Qualified Intermediaries such as Statewide Title Exchange Corporation will be largely unaffected by these amendments to the regulations because they have always segregated the taxpayers’ accounts, identified them with the taxpayers’ TIN, remitted all of the interest to, or on behalf of, the taxpayers and provided for the proper issuance of all required 1099’s.



Dirt Tales From the Deed Vault - Episode 16
John Dillard, Vice President and Legal Counsel

This month’s Tales from the Vault looks at another problem encountered by a purchaser who was forced to deal with the bank’s affiliated title company.

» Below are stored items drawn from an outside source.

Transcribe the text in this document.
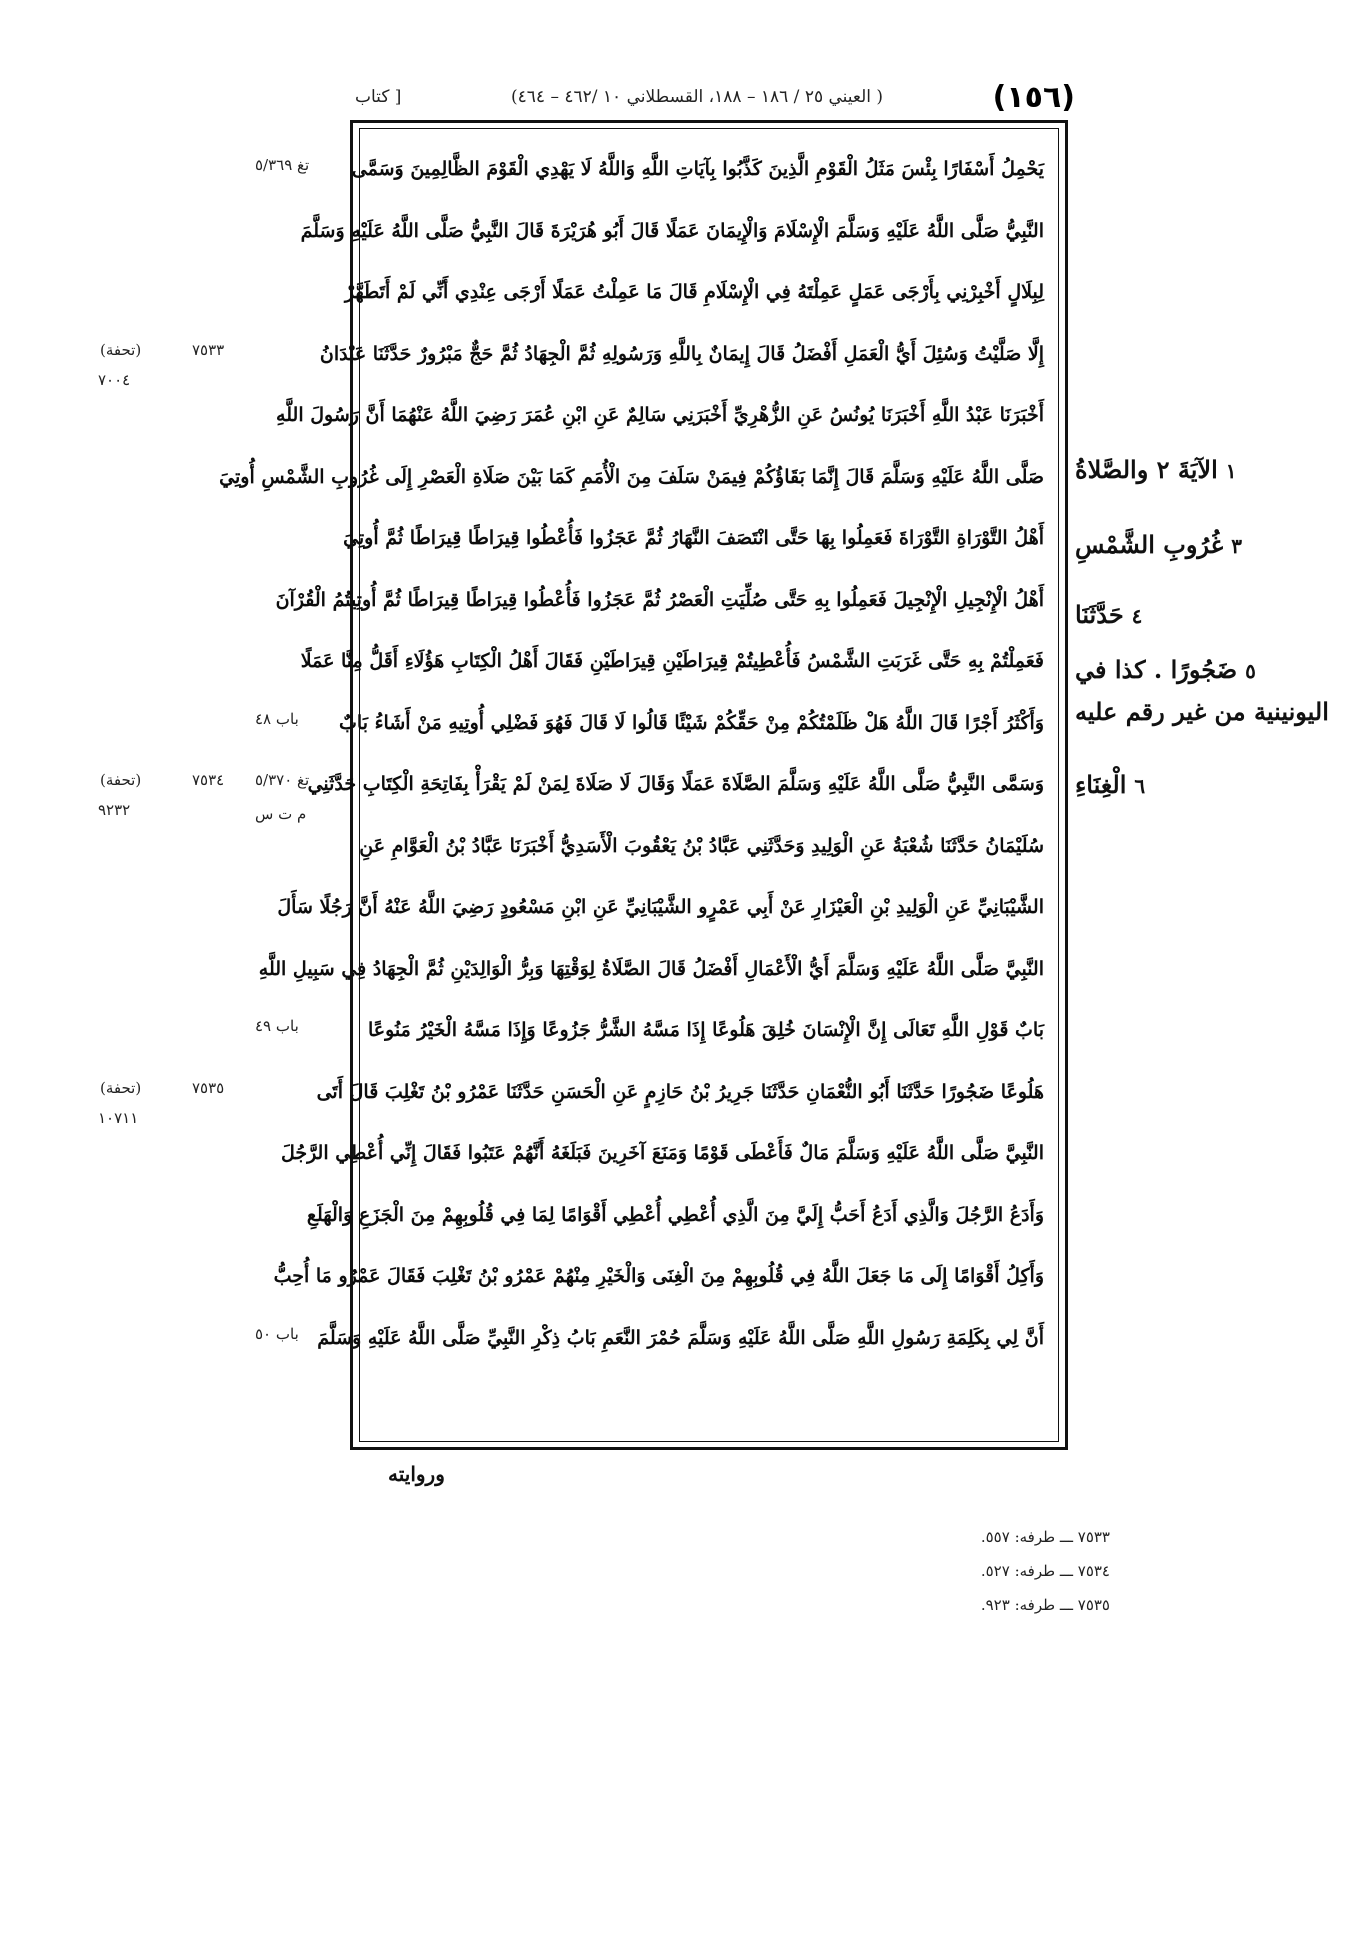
[ كتاب	( العيني ٢٥ / ١٨٦ – ١٨٨، القسطلاني ١٠ /٤٦٢ – ٤٦٤)	(١٥٦)
يَحْمِلُ أَسْفَارًا بِئْسَ مَثَلُ الْقَوْمِ الَّذِينَ كَذَّبُوا بِآيَاتِ اللَّهِ وَاللَّهُ لَا يَهْدِي الْقَوْمَ الظَّالِمِينَ وَسَمَّى
النَّبِيُّ صَلَّى اللَّهُ عَلَيْهِ وَسَلَّمَ الْإِسْلَامَ وَالْإِيمَانَ عَمَلًا قَالَ أَبُو هُرَيْرَةَ قَالَ النَّبِيُّ صَلَّى اللَّهُ عَلَيْهِ وَسَلَّمَ
لِبِلَالٍ أَخْبِرْنِي بِأَرْجَى عَمَلٍ عَمِلْتَهُ فِي الْإِسْلَامِ قَالَ مَا عَمِلْتُ عَمَلًا أَرْجَى عِنْدِي أَنِّي لَمْ أَتَطَهَّرْ
إِلَّا صَلَّيْتُ وَسُئِلَ أَيُّ الْعَمَلِ أَفْضَلُ قَالَ إِيمَانٌ بِاللَّهِ وَرَسُولِهِ ثُمَّ الْجِهَادُ ثُمَّ حَجٌّ مَبْرُورٌ حَدَّثَنَا عَبْدَانُ
أَخْبَرَنَا عَبْدُ اللَّهِ أَخْبَرَنَا يُونُسُ عَنِ الزُّهْرِيِّ أَخْبَرَنِي سَالِمٌ عَنِ ابْنِ عُمَرَ رَضِيَ اللَّهُ عَنْهُمَا أَنَّ رَسُولَ اللَّهِ
صَلَّى اللَّهُ عَلَيْهِ وَسَلَّمَ قَالَ إِنَّمَا بَقَاؤُكُمْ فِيمَنْ سَلَفَ مِنَ الْأُمَمِ كَمَا بَيْنَ صَلَاةِ الْعَصْرِ إِلَى غُرُوبِ الشَّمْسِ أُوتِيَ
أَهْلُ التَّوْرَاةِ التَّوْرَاةَ فَعَمِلُوا بِهَا حَتَّى انْتَصَفَ النَّهَارُ ثُمَّ عَجَزُوا فَأُعْطُوا قِيرَاطًا قِيرَاطًا ثُمَّ أُوتِيَ
أَهْلُ الْإِنْجِيلِ الْإِنْجِيلَ فَعَمِلُوا بِهِ حَتَّى صُلِّيَتِ الْعَصْرُ ثُمَّ عَجَزُوا فَأُعْطُوا قِيرَاطًا قِيرَاطًا ثُمَّ أُوتِيتُمُ الْقُرْآنَ
فَعَمِلْتُمْ بِهِ حَتَّى غَرَبَتِ الشَّمْسُ فَأُعْطِيتُمْ قِيرَاطَيْنِ قِيرَاطَيْنِ فَقَالَ أَهْلُ الْكِتَابِ هَؤُلَاءِ أَقَلُّ مِنَّا عَمَلًا
وَأَكْثَرُ أَجْرًا قَالَ اللَّهُ هَلْ ظَلَمْتُكُمْ مِنْ حَقِّكُمْ شَيْئًا قَالُوا لَا قَالَ فَهُوَ فَضْلِي أُوتِيهِ مَنْ أَشَاءُ بَابٌ
وَسَمَّى النَّبِيُّ صَلَّى اللَّهُ عَلَيْهِ وَسَلَّمَ الصَّلَاةَ عَمَلًا وَقَالَ لَا صَلَاةَ لِمَنْ لَمْ يَقْرَأْ بِفَاتِحَةِ الْكِتَابِ حَدَّثَنِي
سُلَيْمَانُ حَدَّثَنَا شُعْبَةُ عَنِ الْوَلِيدِ وَحَدَّثَنِي عَبَّادُ بْنُ يَعْقُوبَ الْأَسَدِيُّ أَخْبَرَنَا عَبَّادُ بْنُ الْعَوَّامِ عَنِ
الشَّيْبَانِيِّ عَنِ الْوَلِيدِ بْنِ الْعَيْزَارِ عَنْ أَبِي عَمْرٍو الشَّيْبَانِيِّ عَنِ ابْنِ مَسْعُودٍ رَضِيَ اللَّهُ عَنْهُ أَنَّ رَجُلًا سَأَلَ
النَّبِيَّ صَلَّى اللَّهُ عَلَيْهِ وَسَلَّمَ أَيُّ الْأَعْمَالِ أَفْضَلُ قَالَ الصَّلَاةُ لِوَقْتِهَا وَبِرُّ الْوَالِدَيْنِ ثُمَّ الْجِهَادُ فِي سَبِيلِ اللَّهِ
بَابٌ قَوْلِ اللَّهِ تَعَالَى إِنَّ الْإِنْسَانَ خُلِقَ هَلُوعًا إِذَا مَسَّهُ الشَّرُّ جَزُوعًا وَإِذَا مَسَّهُ الْخَيْرُ مَنُوعًا
هَلُوعًا ضَجُورًا حَدَّثَنَا أَبُو النُّعْمَانِ حَدَّثَنَا جَرِيرُ بْنُ حَازِمٍ عَنِ الْحَسَنِ حَدَّثَنَا عَمْرُو بْنُ تَغْلِبَ قَالَ أَتَى
النَّبِيَّ صَلَّى اللَّهُ عَلَيْهِ وَسَلَّمَ مَالٌ فَأَعْطَى قَوْمًا وَمَنَعَ آخَرِينَ فَبَلَغَهُ أَنَّهُمْ عَتَبُوا فَقَالَ إِنِّي أُعْطِي الرَّجُلَ
وَأَدَعُ الرَّجُلَ وَالَّذِي أَدَعُ أَحَبُّ إِلَيَّ مِنَ الَّذِي أُعْطِي أُعْطِي أَقْوَامًا لِمَا فِي قُلُوبِهِمْ مِنَ الْجَزَعِ وَالْهَلَعِ
وَأَكِلُ أَقْوَامًا إِلَى مَا جَعَلَ اللَّهُ فِي قُلُوبِهِمْ مِنَ الْغِنَى وَالْخَيْرِ مِنْهُمْ عَمْرُو بْنُ تَغْلِبَ فَقَالَ عَمْرٌو مَا أُحِبُّ
أَنَّ لِي بِكَلِمَةِ رَسُولِ اللَّهِ صَلَّى اللَّهُ عَلَيْهِ وَسَلَّمَ حُمْرَ النَّعَمِ بَابُ ذِكْرِ النَّبِيِّ صَلَّى اللَّهُ عَلَيْهِ وَسَلَّمَ
تغ ٥/٣٦٩
باب ٤٨
تغ ٥/٣٧٠
م ت س
باب ٤٩
باب ٥٠
(تحفة)	٧٥٣٣
٧٠٠٤
(تحفة)	٧٥٣٤
٩٢٣٢
(تحفة)	٧٥٣٥
١٠٧١١
١الآيَةَ ٢ والصَّلاةُ
٣غُرُوبِ الشَّمْسِ
٤حَدَّثَنَا
٥ضَجُورًا . كذا في
اليونينية من غير رقم عليه
٦الْغِنَاءِ
وروايته
٧٥٣٣ ـــ طرفه: ٥٥٧.
٧٥٣٤ ـــ طرفه: ٥٢٧.
٧٥٣٥ ـــ طرفه: ٩٢٣.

When Harry was looking at the house he wanted to buy, his realtor pointed out to him that the house violated neighborhood setback lines, but that the current owner and seller had been able to get title insurance over the violation due to the length of time the house had been constructed.  He told Harry he would get him a copy of the title policy so Harry could tack onto it and get the same coverage.  Harry was given a copy of the title policy, and he took it to his attorney and asked him to tack onto it so he could get the same coverage over the setback violation.  After the closing when Harry received his title policy he noticed it was not only from a different company but that it did not have any coverage over the setback line violation.  When he brought the issue up with his attorney, Harry was told the attorney had to use the bank’s title company or risk being removed from their approved list.

Harry then asked about getting affirmative coverage over the setback violation from this company and his attorney said he had requested affirmative coverage, but that the title company had declined to give it, notwithstanding the fact the previous title company had given the coverage.  He told Harry he was sorry, but there was nothing else he could do.

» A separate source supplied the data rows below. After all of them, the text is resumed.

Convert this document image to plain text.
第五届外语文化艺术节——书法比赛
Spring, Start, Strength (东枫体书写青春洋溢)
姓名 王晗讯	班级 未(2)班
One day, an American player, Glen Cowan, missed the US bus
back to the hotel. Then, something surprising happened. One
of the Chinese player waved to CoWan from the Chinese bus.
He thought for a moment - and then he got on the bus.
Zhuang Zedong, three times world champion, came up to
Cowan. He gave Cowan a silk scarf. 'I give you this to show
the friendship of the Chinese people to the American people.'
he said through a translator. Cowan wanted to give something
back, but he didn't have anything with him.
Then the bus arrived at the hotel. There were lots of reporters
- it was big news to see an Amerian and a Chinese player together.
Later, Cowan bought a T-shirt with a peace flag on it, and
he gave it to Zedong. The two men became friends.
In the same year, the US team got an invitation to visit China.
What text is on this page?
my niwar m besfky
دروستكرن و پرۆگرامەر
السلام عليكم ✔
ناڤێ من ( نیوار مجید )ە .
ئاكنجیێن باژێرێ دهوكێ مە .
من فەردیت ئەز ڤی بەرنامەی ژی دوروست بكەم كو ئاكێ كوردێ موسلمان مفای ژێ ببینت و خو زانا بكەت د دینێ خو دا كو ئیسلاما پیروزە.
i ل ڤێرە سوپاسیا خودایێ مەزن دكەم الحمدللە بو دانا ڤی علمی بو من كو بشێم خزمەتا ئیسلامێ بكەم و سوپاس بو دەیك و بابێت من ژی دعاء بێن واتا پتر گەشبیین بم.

Was there anything else the attorney could have done?  Did Harry’s attorney have to use the banks title company?

North Carolina General Statutes Section 75-17 states:

Lender may not require borrower to deal with particular insurer.

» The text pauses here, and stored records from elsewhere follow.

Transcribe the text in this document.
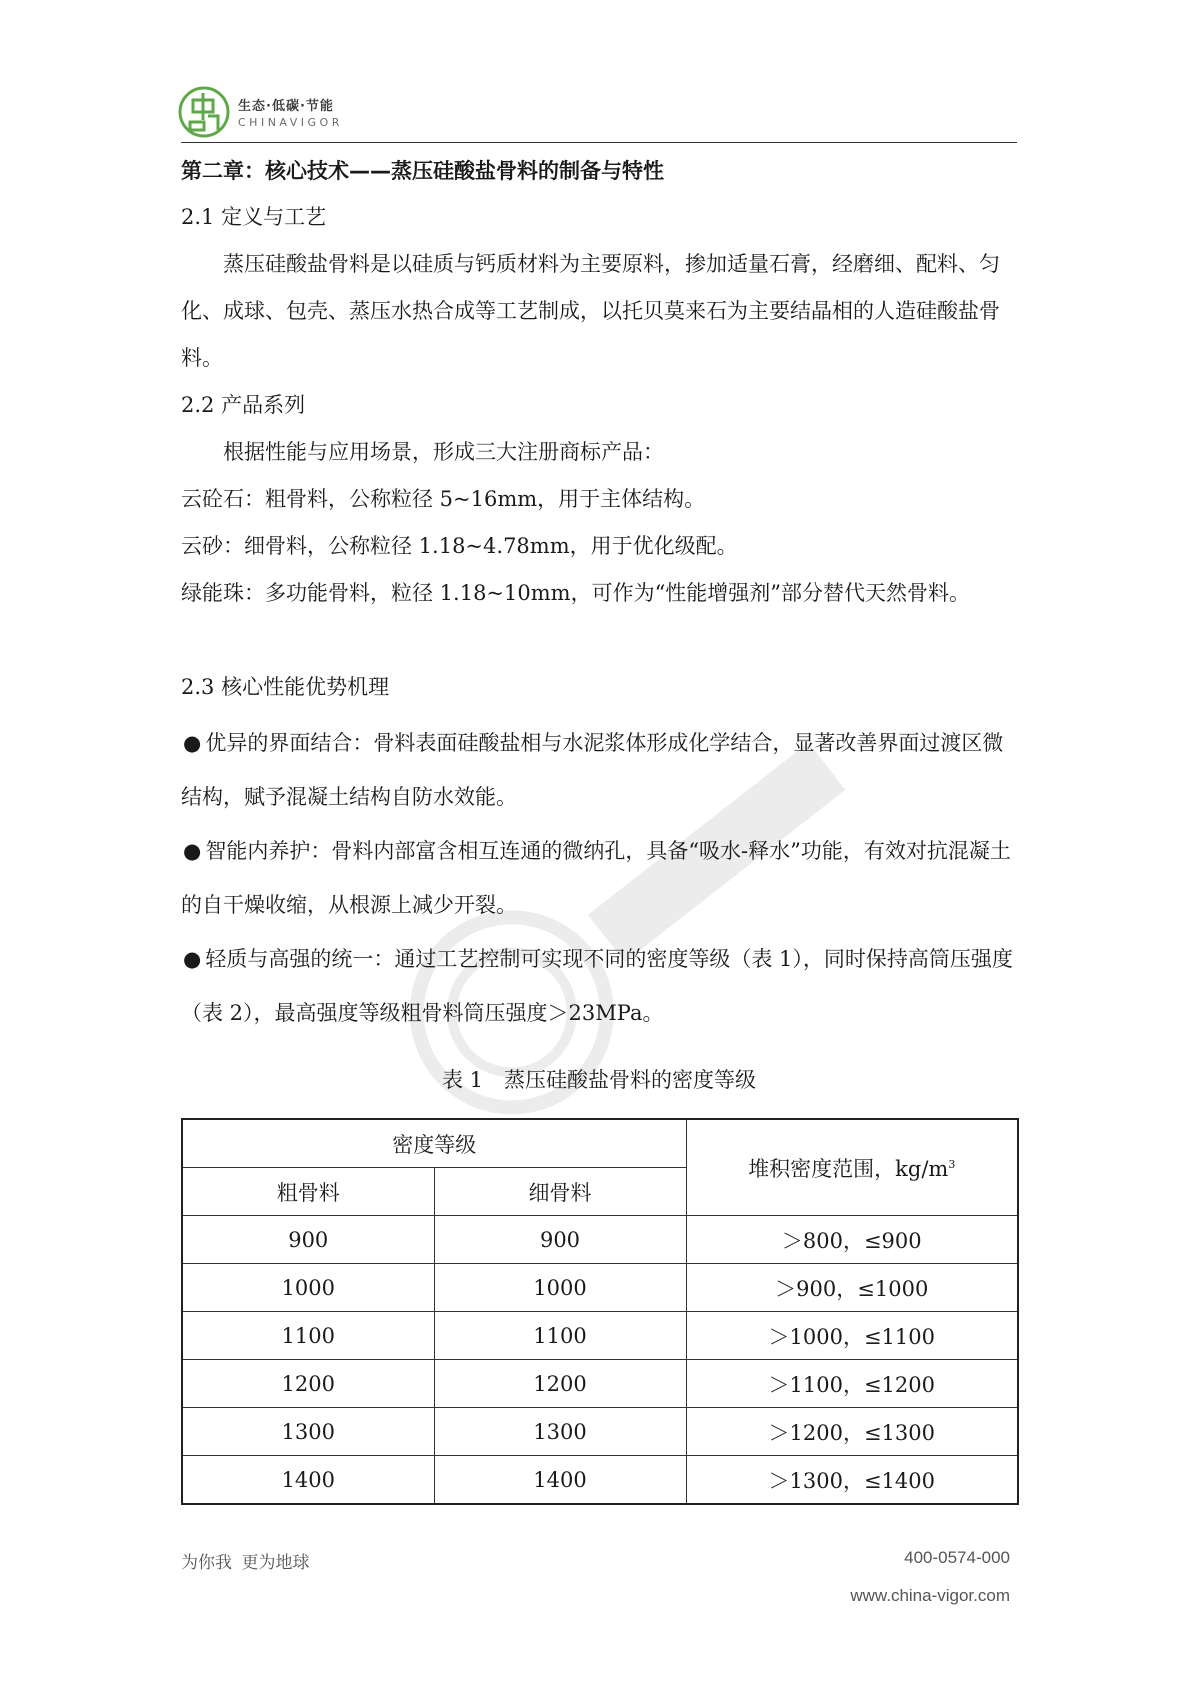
生态·低碳·节能
CHINAVIGOR

第二章：核心技术——蒸压硅酸盐骨料的制备与特性

2.1 定义与工艺

蒸压硅酸盐骨料是以硅质与钙质材料为主要原料，掺加适量石膏，经磨细、配料、匀化、成球、包壳、蒸压水热合成等工艺制成，以托贝莫来石为主要结晶相的人造硅酸盐骨料。

2.2 产品系列

根据性能与应用场景，形成三大注册商标产品：

云砼石：粗骨料，公称粒径 5~16mm，用于主体结构。

云砂：细骨料，公称粒径 1.18~4.78mm，用于优化级配。

绿能珠：多功能骨料，粒径 1.18~10mm，可作为“性能增强剂”部分替代天然骨料。

2.3 核心性能优势机理

● 优异的界面结合：骨料表面硅酸盐相与水泥浆体形成化学结合，显著改善界面过渡区微结构，赋予混凝土结构自防水效能。

● 智能内养护：骨料内部富含相互连通的微纳孔，具备“吸水-释水”功能，有效对抗混凝土的自干燥收缩，从根源上减少开裂。

● 轻质与高强的统一：通过工艺控制可实现不同的密度等级（表 1），同时保持高筒压强度（表 2），最高强度等级粗骨料筒压强度＞23MPa。

表 1　蒸压硅酸盐骨料的密度等级
密度等级		堆积密度范围，$kg/m^3$
粗骨料	细骨料	
900	900	＞800，≤900
1000	1000	＞900，≤1000
1100	1100	＞1000，≤1100
1200	1200	＞1100，≤1200
1300	1300	＞1200，≤1300
1400	1400	＞1300，≤1400
为你我  更为地球	400-0574-000
www.china-vigor.com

No person, firm, or corporation engaged in lending money on the security of real   or personal property, and no trustee, director, officer, agent, employee, affiliate, or associate, of any such person, firm, or corporation, shall either directly or indirectly require or impose as a condition precedent

(1)       To financing the purchase of such property, or

(2)       To lending money upon the security of a mortgage, deed of trust or other security instrument, or

(3)       For the renewal or extension of any such loan, mortgage, or deed of trust, or

(4)       For the performance of any other act in connection therewith, that such person, firm or corporation

a.  For whom such purchase is to be financed, or

b.  To whom the money is to be loaned, or

c.  For whom such extension, renewal, or other act is to be granted, negotiate, procure, or otherwise obtain any policy of insurance or renewal, or extension thereof, covering such property, or a security interest therein, by or through a particular insurance company, agent, broker, or other person so specified otherwise designated in any manner by the lenders, or their agents or employees or affiliated or related companies. (1969, c. 1032, s. 1.)

North Carolina law makes it very clear that no bank can require the use of a particular title company.  NCGS Section 75-19 specifies what the penalties are for violation of this statute.

Violators subject to fine and injunction.

The superior court, on complaint by any person that G.S. 75-17 or G.S. 75-18 is being violated, may issue an injunction against such violation and may fine all persons, firms, corporations, and officers, directors, trustees, agents, employees, or affiliates of such up to two thousand dollars ($2,000) per person for such violation. In event of a disregard of such injunction or other court order, the superior court shall hold such parties in contempt and prescribe such further penalties as the court in its discretion shall so determine. The clear proceeds of fines provided for in this section shall be remitted to the Civil Penalty and Forfeiture Fund in accordance with G.S. 115C-457.2. (1969, c. 1032, s. 3; 1998-215, s. 100.)

It is clear from these statutes that banks cannot specify what title company their borrowers must use and yes Harry does have a remedy that he may pursue against this lender.